The project, called Crescent H, is located in the small town of Wilson in western Wyoming. Situated on a 40-acre (16-hectare site) at the base of the Teton Range, the residence sits atop a gently sloping knoll blanketed with aspen trees.
The dwelling encompasses 6,500 square feet (604 square metres) and is roughly L-shaped in plan, with rectilinear volumes organised around a courtyard and a reflecting pool. Providing views of the scenic terrain was a guiding concern for the design team.
“The house is situated to take advantage of panoramic views of the mountain range and a framed view of the Grand Teton is visible through an opening in the trees,” said Carney Logan Burke Architects, which is based in the nearby town of Jackson.
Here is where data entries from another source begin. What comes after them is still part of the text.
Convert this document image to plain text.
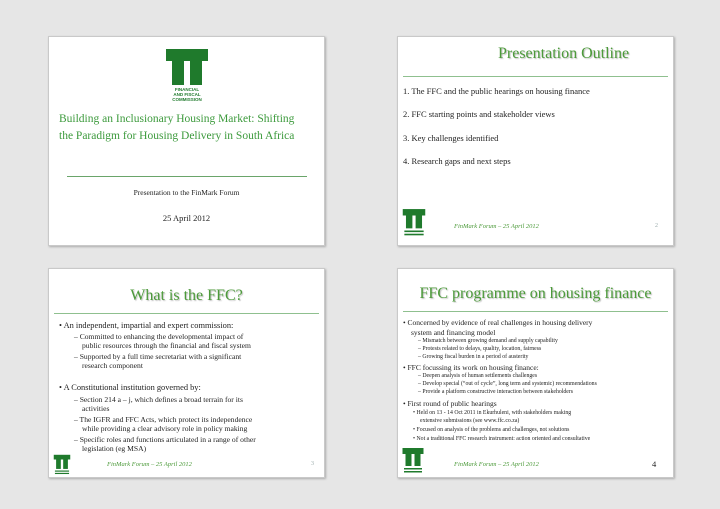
FINANCIAL
AND FISCAL
COMMISSION
Building an Inclusionary Housing Market: Shifting
the Paradigm for Housing Delivery in South Africa
Presentation to the FinMark Forum
25 April 2012
Presentation Outline
1. The FFC and the public hearings on housing finance
2. FFC starting points and stakeholder views
3. Key challenges identified
4. Research gaps and next steps
FinMark Forum – 25 April 2012	2
What is the FFC?
• An independent, impartial and expert commission:
– Committed to enhancing the developmental impact of
public resources through the financial and fiscal system
– Supported by a full time secretariat with a significant
research component
• A Constitutional institution governed by:
– Section 214 a – j, which defines a broad terrain for its
activities
– The IGFR and FFC Acts, which protect its independence
while providing a clear advisory role in policy making
– Specific roles and functions articulated in a range of other
legislation (eg MSA)
FinMark Forum – 25 April 2012	3
FFC programme on housing finance
• Concerned by evidence of real challenges in housing delivery
system and financing model
– Mismatch between growing demand and supply capability
– Protests related to delays, quality, location, fairness
– Growing fiscal burden in a period of austerity
• FFC focussing its work on housing finance:
– Deepen analysis of human settlements challenges
– Develop special (“out of cycle”, long term and systemic) recommendations
– Provide a platform constructive interaction between stakeholders
• First round of public hearings
• Held on 13 - 14 Oct 2011 in Ekurhuleni, with stakeholders making
extensive submissions (see www.ffc.co.za)
• Focused on analysis of the problems and challenges, not solutions
• Not a traditional FFC research instrument: action oriented and consultative
FinMark Forum – 25 April 2012	4
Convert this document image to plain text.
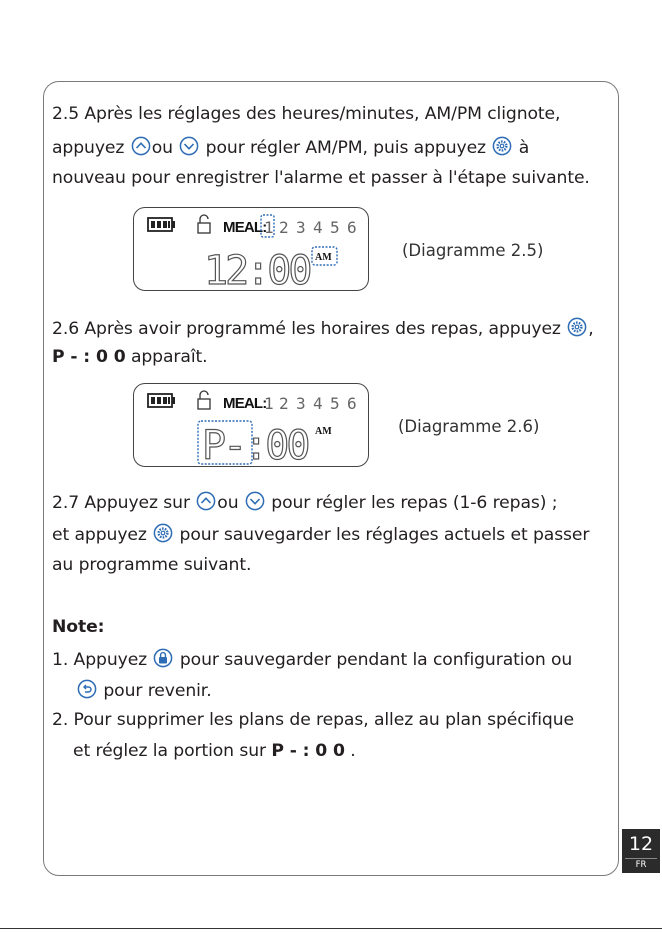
2.5 Après les réglages des heures/minutes, AM/PM clignote,
appuyez ou pour régler AM/PM, puis appuyez à
nouveau pour enregistrer l'alarme et passer à l'étape suivante.
MEAL:
1 2 3 4 5 6
12:00 AM	(Diagramme 2.5)
2.6 Après avoir programmé les horaires des repas, appuyez ,
P - : 0 0 apparaît.
MEAL:
1 2 3 4 5 6
P-:00 AM	(Diagramme 2.6)
2.7 Appuyez sur ou pour régler les repas (1-6 repas) ;
et appuyez pour sauvegarder les réglages actuels et passer
au programme suivant.
Note:
1. Appuyez pour sauvegarder pendant la configuration ou
pour revenir.
2. Pour supprimer les plans de repas, allez au plan spécifique
et réglez la portion sur P - : 0 0 .
12
FR
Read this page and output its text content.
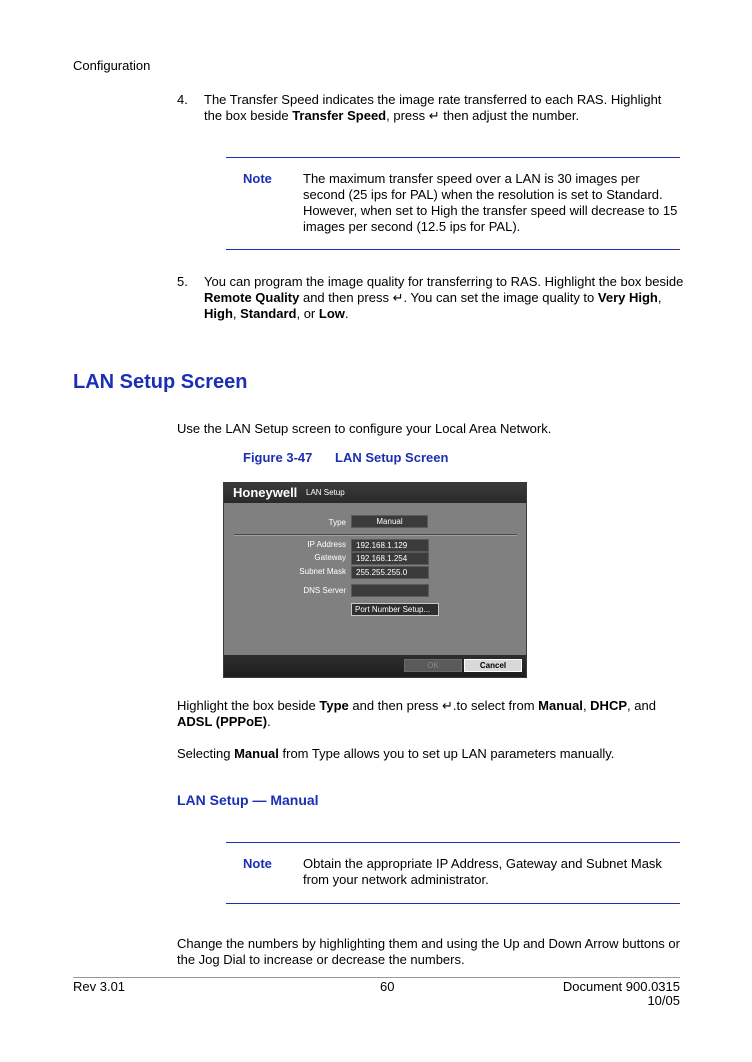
Configuration
4. The Transfer Speed indicates the image rate transferred to each RAS. Highlight
the box beside Transfer Speed, press ↵ then adjust the number.
Note The maximum transfer speed over a LAN is 30 images per second (25 ips for PAL) when the resolution is set to Standard. However, when set to High the transfer speed will decrease to 15 images per second (12.5 ips for PAL).
5. You can program the image quality for transferring to RAS. Highlight the box beside Remote Quality and then press ↵. You can set the image quality to Very High, High, Standard, or Low.
LAN Setup Screen
Use the LAN Setup screen to configure your Local Area Network.
Figure 3-47 LAN Setup Screen
Honeywell LAN Setup
Type	Manual
IP Address	192.168.1.129
Gateway	192.168.1.254
Subnet Mask	255.255.255.0
DNS Server
Port Number Setup...
OK	Cancel
Highlight the box beside Type and then press ↵.to select from Manual, DHCP, and
ADSL (PPPoE).
Selecting Manual from Type allows you to set up LAN parameters manually.
LAN Setup — Manual
Note Obtain the appropriate IP Address, Gateway and Subnet Mask from your network administrator.
Change the numbers by highlighting them and using the Up and Down Arrow buttons or the Jog Dial to increase or decrease the numbers.
Rev 3.01	60	Document 900.0315
10/05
“The building program elements are arranged in separate building forms to optimise intimacy and exposure.”
The arrival sequence begins far below the home. A driveway passes through the aspen grove and emerges in an open meadow, where the house is revealed.
“A two-story library ‘lantern’ within a stone building form announces entry from the arrival court,” the studio said.
The architects used a limited palate of materials to connect the building to its natural environment and to convey a sense of “simplicity and timelessness”.
Sedimentary stone cladding from a local quarry alludes to mountains and rock formations, while clear vertical-grain cedar adds warmth and texture to the exterior.
The roof is wrapped in metal siding, which was chosen for its durability and recycled content. Overhangs on the south help mitigate solar heat gain during the summer.
“Large units of glass are shielded at the south with deep overhangs to screen the summer sun but allow winter sun in for beneficial solar gain,” the team said.
Inside, the home features a fluid layout and a strong connection to the outdoors.
“Movement through the house is choreographed to contrast the characteristics of solid and void, alternately creating shelter, intimacy and connections to outdoor spaces,” the team said.
On the northeast side of the home, the team created a two-storey volume with high ceilings and vast expanses of glass. The ground level contains the library, a laundry room and a pilates studio, while the upper portion houses an office, a reading nook, and a master bedroom connected to a deck.
The southern portion of the dwelling features a spacious living room, dining area and kitchen. Stone-clad fireplaces serve as visual anchors, while glass walls “roll away to create gracious connections to porches and terraces”. The westernmost volume contains two bedrooms and a den.
The team used a neutral colour palette and earthy materials, including white oak for flooring, ceiling planes and soffits.
The home has a number of sustainable elements, such as a high-performance building envelope and operable windows for natural ventilation.